Interesting, given the way the Obamas opened the White House to public visitors on Day 1.  For a good counter to the Jackie-Michelle comparison, check out this historically-informed little piece in Newsweek, “Why Michelle Obama Is Not the Next Jackie O”.

And on a less serious note, how’s this for bit of useless yet kind of interesting First Lady trivia: Eleanor Roosevelt was the only first lady taller than Michelle Obama (who stands at 5’11).  Eleanor topped her by an inch.

(Thanks to Marco for the heads up.)

In the continued spirit of sharing sentiments about the historic day on Tuesday, this afternoon we bring you (via Shira Tarrant!) the one and only Wendy Griffin.  After a checkered past as a college drop-out, diamond courier, Off-Broadway actress, folk singer and cocktail waitress, Wendy received her Ph.D. at the University of California Irvine, in the interdisciplinary social sciences with an emphasis on sex and gender. Her book, Daughters of the Goddess: Studies of Healing, identity and Empowerment, was the first scholarly anthology on Goddess Spirituality, and her scholarly articles in Pagan Studies are published internationally.  She is the Chair of the Department of Women’s Studies at California State University Long Beach and the co-chair of the Pagan Studies Group for the American Academy of Religion.  Her remembrance below gives me the serious chills.  Here’s Wendy! –Deborah

In 1953, I went to Washington D.C. to see Eisenhower’s presidential inauguration. I had entered a national contest for students and written in my “25 words or less” essay with great enthusiasm. I remember my older sister saying smugly that she wouldn’t hold her breath until I won.

But I wasn’t really surprised when I won; I expected to with all the confidence of an 11-year old white girl whose world had not yet been limited by her gender. It wasn’t until years later that I realized my winning probably had more to do with being in the same class as the daughter of the corporate sponsor rather than my essay.

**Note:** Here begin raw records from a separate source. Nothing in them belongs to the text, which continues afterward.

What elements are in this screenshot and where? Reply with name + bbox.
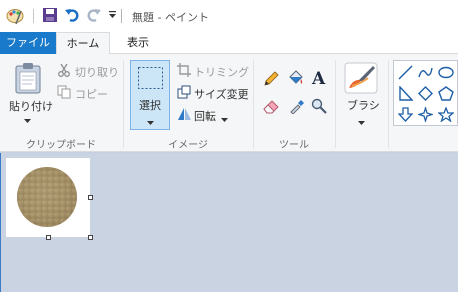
arrow-down-shape-icon[interactable] <box>397 107 414 125</box>
group-divider <box>123 60 124 148</box>
resize-handle-bottom[interactable] <box>46 235 51 240</box>
fill-bucket-icon[interactable] <box>287 70 304 90</box>
textured-circle-drawing <box>17 167 77 227</box>
window-left-border <box>0 153 1 292</box>
shapes-gallery <box>393 60 458 126</box>
resize-button[interactable]: サイズ変更 <box>194 86 249 102</box>
tools-group-label: ツール <box>279 140 309 151</box>
ribbon: 貼り付け 切り取り コピー クリップボード 選択 トリミング サイズ変更 回転 … <box>0 54 458 152</box>
select-dropdown-chevron-icon[interactable] <box>147 116 154 129</box>
customize-toolbar-icon[interactable] <box>108 10 117 23</box>
rotate-dropdown-chevron-icon[interactable] <box>221 113 228 126</box>
rotate-icon <box>177 107 192 124</box>
pentagon-shape-icon[interactable] <box>438 86 454 104</box>
crop-icon <box>177 63 191 80</box>
magnifier-icon[interactable] <box>311 98 327 117</box>
undo-icon[interactable] <box>64 7 80 26</box>
title-bar: 無題 - ペイント <box>0 0 458 32</box>
text-tool-icon[interactable]: A <box>312 69 325 89</box>
select-button-label: 選択 <box>139 99 161 112</box>
group-divider <box>253 60 254 148</box>
eraser-icon[interactable] <box>263 99 280 117</box>
tab-view[interactable]: 表示 <box>114 32 162 54</box>
color-picker-icon[interactable] <box>289 98 305 117</box>
title-divider <box>33 9 34 23</box>
copy-icon <box>57 85 71 102</box>
crop-button[interactable]: トリミング <box>194 64 249 80</box>
resize-handle-right[interactable] <box>88 195 93 200</box>
paint-app-icon[interactable] <box>6 7 24 28</box>
brushes-dropdown-chevron-icon[interactable] <box>358 116 365 129</box>
brush-icon[interactable] <box>344 62 378 97</box>
group-divider <box>335 60 336 148</box>
group-divider <box>388 60 389 148</box>
cut-button[interactable]: 切り取り <box>75 64 119 80</box>
four-point-star-shape-icon[interactable] <box>416 105 435 125</box>
tab-file[interactable]: ファイル <box>0 32 56 54</box>
diamond-shape-icon[interactable] <box>418 86 433 104</box>
star-shape-icon[interactable] <box>437 106 455 125</box>
line-shape-icon[interactable] <box>398 65 413 83</box>
select-rectangle-icon <box>137 66 164 93</box>
resize-icon <box>177 85 191 102</box>
clipboard-icon[interactable] <box>14 62 42 97</box>
tab-home[interactable]: ホーム <box>56 32 110 55</box>
save-icon[interactable] <box>42 7 58 26</box>
paste-dropdown-chevron-icon[interactable] <box>24 114 31 127</box>
canvas-workspace[interactable] <box>0 153 458 292</box>
paste-button-label[interactable]: 貼り付け <box>9 98 53 114</box>
drawing-canvas[interactable] <box>6 158 90 237</box>
ribbon-tabs: ファイル ホーム 表示 <box>0 32 458 55</box>
resize-handle-corner[interactable] <box>88 235 93 240</box>
window-title: 無題 - ペイント <box>132 11 209 24</box>
pencil-icon[interactable] <box>263 71 279 90</box>
rotate-button[interactable]: 回転 <box>194 108 216 124</box>
redo-icon[interactable] <box>86 7 102 26</box>
quick-access-divider <box>121 9 122 23</box>
scissors-icon <box>57 63 71 80</box>
triangle-shape-icon[interactable] <box>398 85 414 104</box>
image-group-label: イメージ <box>168 140 208 151</box>
curve-shape-icon[interactable] <box>418 65 433 83</box>
oval-shape-icon[interactable] <box>438 65 454 83</box>
copy-button[interactable]: コピー <box>75 86 108 102</box>
brushes-button-label[interactable]: ブラシ <box>347 97 380 113</box>
clipboard-group-label: クリップボード <box>26 140 96 151</box>
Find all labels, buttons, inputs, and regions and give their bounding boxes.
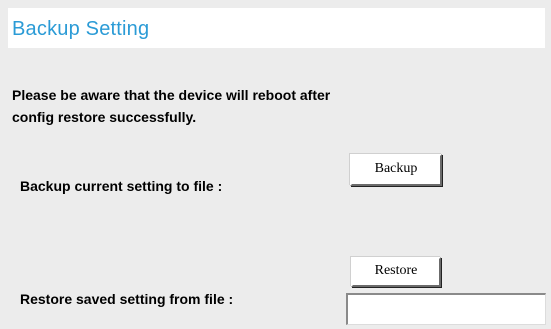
backup-setting-page: Backup Setting Please be aware that the … bbox=[0, 0, 551, 329]
restore-file-input[interactable] bbox=[346, 293, 546, 325]
backup-button[interactable]: Backup bbox=[350, 154, 442, 186]
title-bar: Backup Setting bbox=[8, 8, 545, 48]
notice-line-1: Please be aware that the device will reb… bbox=[12, 87, 331, 103]
restore-label: Restore saved setting from file : bbox=[20, 291, 234, 307]
backup-label: Backup current setting to file : bbox=[20, 178, 223, 194]
reboot-notice: Please be aware that the device will reb… bbox=[12, 84, 482, 128]
notice-line-2: config restore successfully. bbox=[12, 109, 197, 125]
restore-button[interactable]: Restore bbox=[351, 257, 441, 287]
page-title: Backup Setting bbox=[12, 18, 150, 40]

Each of the 35 winning students got to take an adult along, and I choose my mother. There are special things about that trip that I still remember. I used my mother’s movie camera and used up almost a whole reel filming clouds out the airplane window. I climbed the Washington monument and heard Spike Jones and his band play in a night club. I remember the inaugural parade and how cold it was. At the inauguration festival that evening, I used my own box camera to take photos of Marge and Gower Champion as they danced across the big stage. I was little for my age, so I managed to weave in and out of the crowd and squeeze in up close so I could get a better shot of John Wayne, who was my hero that year. Apparently I gave someone a push and stepped on his foot, because I was suddenly lifted up in the air and moved unceremoniously to one side.

My mother later told me it was Vice President Nixon’s foot I stepped on. She was mortified. Years later, after Nixon’s resignation, she told the story with great pride.

I came home and put together a scrapbook of my adventure. I still have it, 56 years later. But what I remember most about that trip never made it into the scrapbook.